A ira oposicionista explodiu na semana passada, após a entrevista de Severino à Folha em que defendeu penas brandas –e não a cassação do mandato- para deputados flagrados no esquema de caixa dois eleitoral.
“Quando Severino age no sentido de protelar a punição de deputados, a posição dele, consciente ou inconscientemente, é a mesma do governo, que quer empurrar com a barriga”, diz o primeiro vice-presidente da Câmara, José Thomaz Nonô (PFL-AL).
Também na entrevista, Severino fez, nas palavras de um deputado, uma “declaração de amor ao governo”, elogiando a política econômica e manifestando apoio à reeleição do petista.
“O Severino prometeu autonomia na relação com o governo e passou a aliado incondicional”, afirma Fernando Gabeira (PV-RJ), que virou símbolo do motim oposicionista com sua afirmação categórica de que Severino é um “desastre” para o país.
Comemoração
Na liderança governista na Câmara, a conquista de Severino é um raro motivo de comemoração em um cenário de terra arrasada. “A relação com ele melhorou, sem dúvida. A oposição imaginava que ele o ajudaria na sua tarefa de desestabilizar o governo e agora está com dor-de-cotovelo”, diz o líder do governo na Câmara, Arlindo Chinaglia (PT-SP).
Tamanha era a importância de ter Severino como aliado que no final de julho Lula sacrificou seu amigo Olívio Dutra, retirando-o das Cidades para lá acomodar Márcio Fortes, indicação do PP.
Outra frente da ofensiva são os cafés da manhã que Lula tem oferecido a Severino, para tratar de uma “agenda positiva”.
O ministro Antonio Palocci (Fazenda) é outro que nos últimos três meses tem demonstrado uma espantosa disponibilidade de agenda para receber pleitos dos mais diversos de Severino, que já intercedeu em favor de produtores de arroz e de banana.
Os resultados já aparecem. Severino agora protege o presidente da ameaça de impeachment, defende a explicação “convincente” de Palocci sobre as acusações de seu ex-assessor Rogerio Buratti e elogia as ações do governo.

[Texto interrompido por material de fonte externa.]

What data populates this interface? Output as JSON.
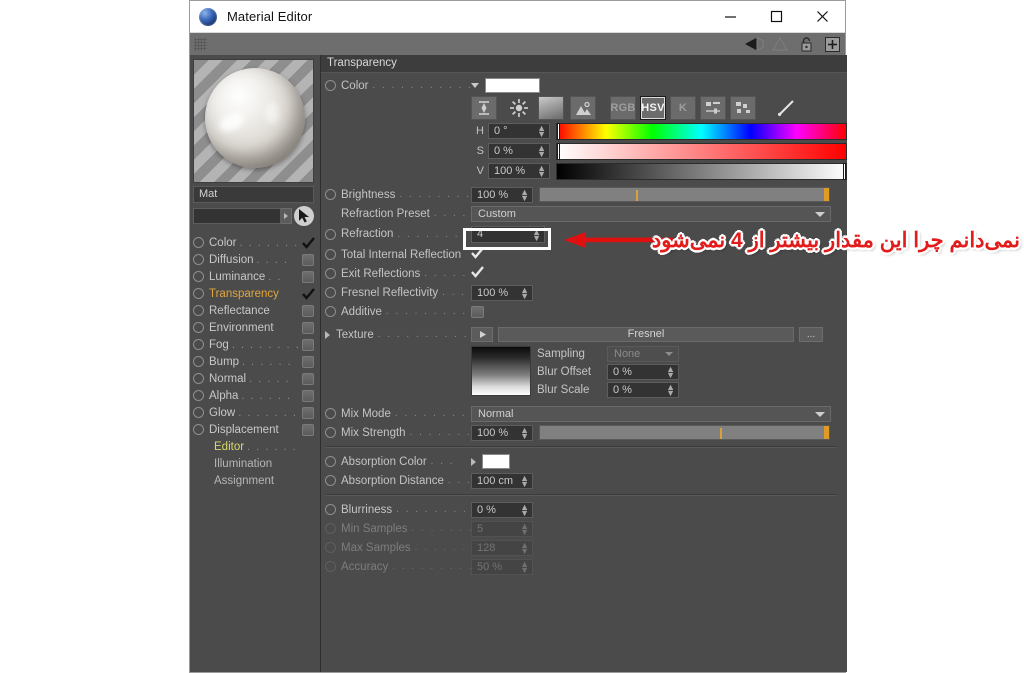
{
  "window": {
    "title": "Material Editor",
    "icon": "material-sphere-icon",
    "minimize": "—",
    "maximize": "□",
    "close": "✕"
  },
  "toolbar": {
    "icons": [
      "arrow-left-icon",
      "triangle-icon",
      "lock-icon",
      "plus-icon"
    ]
  },
  "sidebar": {
    "material_name": "Mat",
    "search_value": "",
    "channels": [
      {
        "label": "Color",
        "dots": ". . . . . . .",
        "state": "checked",
        "active": false
      },
      {
        "label": "Diffusion",
        "dots": ". . . .",
        "state": "box",
        "active": false
      },
      {
        "label": "Luminance",
        "dots": ". .",
        "state": "box",
        "active": false
      },
      {
        "label": "Transparency",
        "dots": "",
        "state": "checked",
        "active": true
      },
      {
        "label": "Reflectance",
        "dots": "",
        "state": "box",
        "active": false
      },
      {
        "label": "Environment",
        "dots": "",
        "state": "box",
        "active": false
      },
      {
        "label": "Fog",
        "dots": ". . . . . . . .",
        "state": "box",
        "active": false
      },
      {
        "label": "Bump",
        "dots": ". . . . . .",
        "state": "box",
        "active": false
      },
      {
        "label": "Normal",
        "dots": ". . . . .",
        "state": "box",
        "active": false
      },
      {
        "label": "Alpha",
        "dots": ". . . . . .",
        "state": "box",
        "active": false
      },
      {
        "label": "Glow",
        "dots": ". . . . . . .",
        "state": "box",
        "active": false
      },
      {
        "label": "Displacement",
        "dots": "",
        "state": "box",
        "active": false
      }
    ],
    "plain_items": [
      {
        "label": "Editor",
        "dots": ". . . . . .",
        "highlight": true
      },
      {
        "label": "Illumination",
        "dots": "",
        "highlight": false
      },
      {
        "label": "Assignment",
        "dots": "",
        "highlight": false
      }
    ]
  },
  "panel": {
    "section_title": "Transparency",
    "color": {
      "label": "Color",
      "dots": ". . . . . . . . . . . .",
      "swatch_hex": "#ffffff",
      "mode_buttons": [
        {
          "name": "range-icon",
          "label": "",
          "selected": false
        },
        {
          "name": "color-wheel-icon",
          "label": "",
          "selected": false
        },
        {
          "name": "gradient-icon",
          "label": "",
          "selected": false
        },
        {
          "name": "picture-icon",
          "label": "",
          "selected": false
        },
        {
          "name": "rgb-button",
          "label": "RGB",
          "selected": false
        },
        {
          "name": "hsv-button",
          "label": "HSV",
          "selected": true
        },
        {
          "name": "kelvin-button",
          "label": "K",
          "selected": false
        },
        {
          "name": "mixer-icon",
          "label": "",
          "selected": false
        },
        {
          "name": "swatches-icon",
          "label": "",
          "selected": false
        },
        {
          "name": "eyedropper-icon",
          "label": "",
          "selected": false
        }
      ],
      "hsv": [
        {
          "channel": "H",
          "value": "0 °",
          "pos_pct": 0
        },
        {
          "channel": "S",
          "value": "0 %",
          "pos_pct": 0
        },
        {
          "channel": "V",
          "value": "100 %",
          "pos_pct": 100
        }
      ]
    },
    "brightness": {
      "label": "Brightness",
      "dots": ". . . . . . . . . .",
      "value": "100 %",
      "slider_pct": 100
    },
    "refraction_preset": {
      "label": "Refraction Preset",
      "dots": ". . . . . .",
      "value": "Custom"
    },
    "refraction": {
      "label": "Refraction",
      "dots": ". . . . . . . . . .",
      "value": "4"
    },
    "total_internal_reflection": {
      "label": "Total Internal Reflection",
      "dots": "",
      "checked": true
    },
    "exit_reflections": {
      "label": "Exit Reflections",
      "dots": ". . . . . . .",
      "checked": true
    },
    "fresnel_reflectivity": {
      "label": "Fresnel Reflectivity",
      "dots": ". . . .",
      "value": "100 %"
    },
    "additive": {
      "label": "Additive",
      "dots": ". . . . . . . . . . . .",
      "checked": false
    },
    "texture": {
      "label": "Texture",
      "dots": ". . . . . . . . . . . .",
      "value": "Fresnel",
      "more_button": "...",
      "sampling": {
        "label": "Sampling",
        "value": "None"
      },
      "blur_offset": {
        "label": "Blur Offset",
        "value": "0 %"
      },
      "blur_scale": {
        "label": "Blur Scale",
        "value": "0 %"
      }
    },
    "mix_mode": {
      "label": "Mix Mode",
      "dots": ". . . . . . . . . . .",
      "value": "Normal"
    },
    "mix_strength": {
      "label": "Mix Strength",
      "dots": ". . . . . . . . .",
      "value": "100 %",
      "slider_pct": 100
    },
    "absorption_color": {
      "label": "Absorption Color",
      "dots": ". . .",
      "swatch_hex": "#ffffff"
    },
    "absorption_distance": {
      "label": "Absorption Distance",
      "dots": ". . .",
      "value": "100 cm"
    },
    "blurriness": {
      "label": "Blurriness",
      "dots": ". . . . . . . . . . .",
      "value": "0 %"
    },
    "min_samples": {
      "label": "Min Samples",
      "dots": ". . . . . . . . .",
      "value": "5"
    },
    "max_samples": {
      "label": "Max Samples",
      "dots": ". . . . . . . . .",
      "value": "128"
    },
    "accuracy": {
      "label": "Accuracy",
      "dots": ". . . . . . . . . . . .",
      "value": "50 %"
    }
  },
  "annotation": {
    "text": "نمی‌دانم چرا این مقدار بیشتر از 4 نمی‌شود",
    "arrow": "arrow-left-annotation",
    "color_hex": "#e21b1b",
    "highlight_target": "refraction-field"
  }
}
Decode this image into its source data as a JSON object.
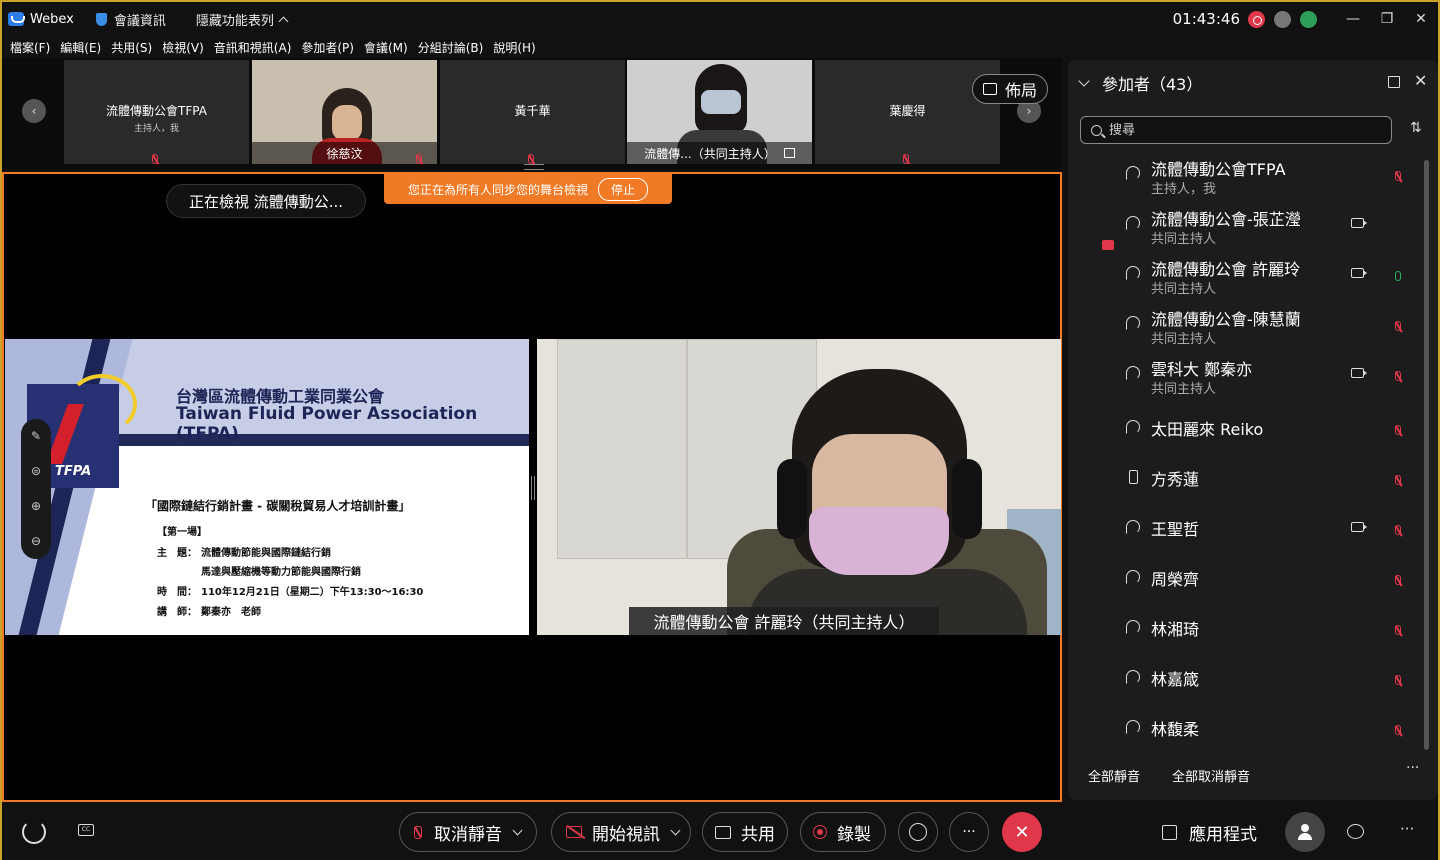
{
  "titlebar": {
    "app_name": "Webex",
    "meeting_info": "會議資訊",
    "hide_features": "隱藏功能表列",
    "clock": "01:43:46"
  },
  "menu": [
    "檔案(F)",
    "編輯(E)",
    "共用(S)",
    "檢視(V)",
    "音訊和視訊(A)",
    "參加者(P)",
    "會議(M)",
    "分組討論(B)",
    "說明(H)"
  ],
  "filmstrip": {
    "tiles": [
      {
        "name": "流體傳動公會TFPA",
        "sub": "主持人，我",
        "video": false
      },
      {
        "name": "徐慈汶",
        "video": true
      },
      {
        "name": "黃千華",
        "video": false
      },
      {
        "name": "流體傳...（共同主持人）",
        "video": true
      },
      {
        "name": "葉慶得",
        "video": false
      }
    ],
    "layout_label": "佈局"
  },
  "stage": {
    "viewing_label": "正在檢視 流體傳動公...",
    "sync_banner": "您正在為所有人同步您的舞台檢視",
    "stop_label": "停止",
    "slide": {
      "title_zh": "台灣區流體傳動工業同業公會",
      "title_en": "Taiwan Fluid Power Association (TFPA)",
      "logo_text": "TFPA",
      "heading": "「國際鏈結行銷計畫 - 碳關稅貿易人才培訓計畫」",
      "session": "【第一場】",
      "topic_label": "主　題：",
      "topic_line1": "流體傳動節能與國際鏈結行銷",
      "topic_line2": "馬達與壓縮機等動力節能與國際行銷",
      "time_label": "時　間：",
      "time_value": "110年12月21日（星期二）下午13:30～16:30",
      "speaker_label": "講　師：",
      "speaker_value": "鄭秦亦　老師"
    },
    "video_name": "流體傳動公會 許麗玲（共同主持人）"
  },
  "participants": {
    "title": "參加者（43）",
    "search_placeholder": "搜尋",
    "list": [
      {
        "name": "流體傳動公會TFPA",
        "role": "主持人，我",
        "device": "audio",
        "camera": false,
        "mic": "muted"
      },
      {
        "name": "流體傳動公會-張芷瀅",
        "role": "共同主持人",
        "device": "audio",
        "camera": true,
        "mic": "none",
        "sharing": true
      },
      {
        "name": "流體傳動公會 許麗玲",
        "role": "共同主持人",
        "device": "audio",
        "camera": true,
        "mic": "on"
      },
      {
        "name": "流體傳動公會-陳慧蘭",
        "role": "共同主持人",
        "device": "audio",
        "camera": false,
        "mic": "muted"
      },
      {
        "name": "雲科大 鄭秦亦",
        "role": "共同主持人",
        "device": "audio",
        "camera": true,
        "mic": "muted"
      },
      {
        "name": "太田麗來 Reiko",
        "role": "",
        "device": "audio",
        "camera": false,
        "mic": "muted"
      },
      {
        "name": "方秀蓮",
        "role": "",
        "device": "phone",
        "camera": false,
        "mic": "muted"
      },
      {
        "name": "王聖哲",
        "role": "",
        "device": "audio",
        "camera": true,
        "mic": "muted"
      },
      {
        "name": "周榮齊",
        "role": "",
        "device": "audio",
        "camera": false,
        "mic": "muted"
      },
      {
        "name": "林湘琦",
        "role": "",
        "device": "audio",
        "camera": false,
        "mic": "muted"
      },
      {
        "name": "林嘉箴",
        "role": "",
        "device": "audio",
        "camera": false,
        "mic": "muted"
      },
      {
        "name": "林馥柔",
        "role": "",
        "device": "audio",
        "camera": false,
        "mic": "muted"
      }
    ],
    "mute_all": "全部靜音",
    "unmute_all": "全部取消靜音"
  },
  "bottombar": {
    "unmute": "取消靜音",
    "start_video": "開始視訊",
    "share": "共用",
    "record": "錄製",
    "apps": "應用程式"
  },
  "colors": {
    "accent_orange": "#f07a26",
    "end_red": "#e0374a",
    "window_border": "#c9a227"
  }
}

“No interior, uma grande camada dos desfavorecidos está tendo a oportunidade de ver os filhos estudando, ter alimentação”, disse, na semana passada.
Em fevereiro, também à Folha, Severino mandou um recado bem diferente a Lula: “Olha, presidente, nós precisamos fazer com que o povo, o pobre, o miserável, não pague, não satisfaça a fome do mercado internacional”.
A acusação de que Severino teria recebido R$ 10 mil de um empresário colaboraria para estreitar as relações com o Planalto. “Se Severino fosse um presidente forte, Lula estaria perdido”, diz Arnaldo Faria de Sá (PTB-SP).
A metamorfose do presidente da Câmara lhe rendeu uma lista crescente de inimigos. Gabeira não é o único. “Claro que se ele passar na minha frente eu o cumprimento, sou educado, mas nossa relação azedou”, diz o presidente do Conselho de Ética, Ricardo Izar (PTB-SP), irritado com a insistência de Severino em mandar ao Conselho a conta-gotas processos de cassação.
Outro inimigo é o presidente do PPS, Roberto Freire (PE). “Severino é sócio do governo desde que ganhou um ministério. Por ele não tenho respeito.”
As sucessivas polêmicas em que se envolve o presidente da Casa, além do envolvimento do PP na acusação de “mensalão”, começam a neutralizar o inchaço do partido provocado por sua vitória. Estão de saída do partido Ivan Ranzolin (SC), Pratini de Moraes (RS) e Delfim Netto (SP).
Mas Severino mantém um “núcleo duro” de admiradores de vários partidos, como Ciro Nogueira (PP-PI), Benedito Dias (PP-AP), Robson Tuma (PFL-SP), João Caldas (PL-AL) e Givaldo Carimbão (PSB-AL).
“Severino hoje é um aliado do governo, mas a oposição tem que apontar os fatos específicos que justifiquem suas críticas. Em nenhum momento ele, por ter feito indicação ao ministério, se propôs a trabalhar pelo governo na atual crise. Sua posição continua sendo de defender a independência do Legislativo”, diz Nogueira.
Na semana passada, chamou a atenção o fato de nenhum dos governistas ter criticado Severino por sua entrevista à Folha. Alguns petistas se dizem constrangidos. “É arriscado apoiá-lo no meio desse turbilhão. Eu recomendaria um mínimo de prudência”, diz Paulo Rubem (PT-PE).
Chinaglia admite certa cautela para não machucar o neoaliado. “Óbvio que a reação à entrevista foi calculada. Quero manter uma boa relação com ele.”